Nature’s Mosaic

How we get there…

“Not everything that is faced can be changed,
but nothing can be changed until it is faced.”

~ James Baldwin ~

UNDERLYING Philosophy

I have a deep and abiding respect and love of exploring and seeking harmony both within and between the inner and outer landscapes of our lives.  We each carry with us a rich and complex inner ecology, one that emerges from the dynamic interrelationships between our essential nature and the layers of experiences from childhood to the present that have shaped and encrusted that essence.  These internalized past experiences in combination with the insistent, demanding, and at times overwhelming and caustic elements of our present lives can make it quite hard to find ourselves and what sustains and feeds us most deeply.  The burdens of the past and present can often eclipse and blind us to seeing the present clearly… and yet they also harbor the elements necessary for resilience and recovery.  Therapy is about collaboratively breaking up the hardened ground within our body and mind and nurturing and tending the seeds of new growth until they can flourish on their own.

The Mosaic

Towards supporting the healing journey for myself and others I have traveled many different therapeutic paths and come to build an inclusive mosaic that takes the best of each, serves my client’s best, and which seeks to balance the essential tension between our competing needs for…
– safety, comfort and rest with
– growth and healing…
this necessitates travel into activating and intense places within ourselves and the world.

Our body-minds have an inherent capacity to heal themselves and the job of therapy is primarily to reveal and remove the obstacles which prevent that process from unfolding.

At the core of my work I am inspired most by ecological approaches arising from the deep wisdom of nature… 

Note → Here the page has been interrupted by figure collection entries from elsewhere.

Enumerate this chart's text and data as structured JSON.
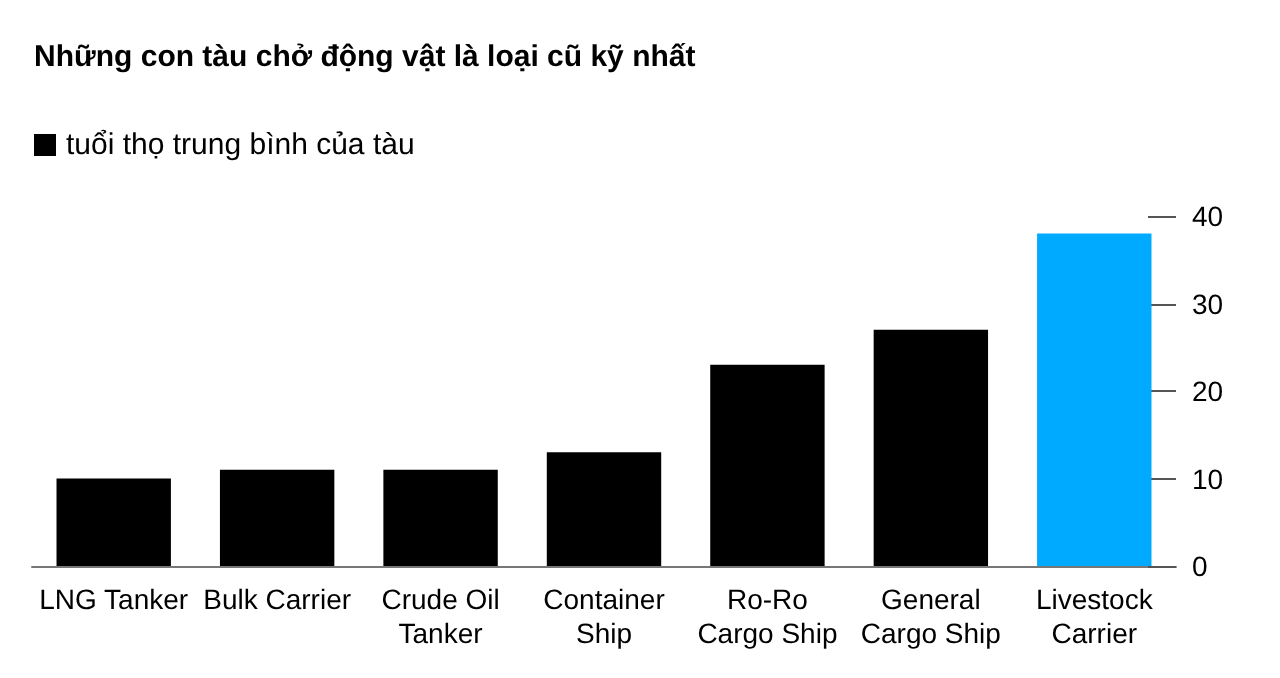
{
  "chart_data": {
    "type": "bar",
    "title": "Những con tàu chở động vật là loại cũ kỹ nhất",
    "categories": [
      "LNG Tanker",
      "Bulk Carrier",
      "Crude Oil\nTanker",
      "Container\nShip",
      "Ro-Ro\nCargo Ship",
      "General\nCargo Ship",
      "Livestock\nCarrier"
    ],
    "series": [
      {
        "name": "tuổi thọ trung bình của tàu",
        "color": "#000000",
        "colors": [
          "#000000",
          "#000000",
          "#000000",
          "#000000",
          "#000000",
          "#000000",
          "#00aaff"
        ],
        "values": [
          10,
          11,
          11,
          13,
          23,
          27,
          38
        ]
      }
    ],
    "ylim": [
      0,
      40
    ],
    "yticks": [
      0,
      10,
      20,
      30,
      40
    ],
    "grid": false,
    "legend": "top left"
  }
}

  • Attachment-informed psychodynamic perspectives for their understanding of the foundational influence of early relationships with our caregivers, attunement to emotional experience, and safety in present relationships as a precursor for the curiosity and courage to face and heal old wounds and explore new territory…
  • Mindfulness and Buddhist perspectives for articulating the essential nature of suffering, the importance of helping a wayward mind to return to embracing present-moment experience, practices of loving-kindness, and discernment of truth from artifice, distraction and intrusions of the past…
  • Parts-work approaches for their capacity to help us understand and appreciate the burdens and wisdom of many different facets of our complex inner ecology as well as for fostering encounters helping our parts to work more harmoniously…
  • Somatic Experiencing for it’s nuanced understanding of the  survival-based (autonomic) nervous system and how to harness the bodies intrinsic wisdom in order to renegotiate the impacts of smaller and larger traumatic experiences and thereby find wholeness.
  • Nature encounters for their intrinsically & deeply healing properties… from simply bathing in nature to actively exploring it in ways that support our recovery. 
  • Nutritional & dietary support to address factors like inflammation and their impact on our emotional health.
  • Cognitive behavioral and positive, strengths-based approaches for their direct and practical capacity to provide a solid platform in the midst of life’s tumult.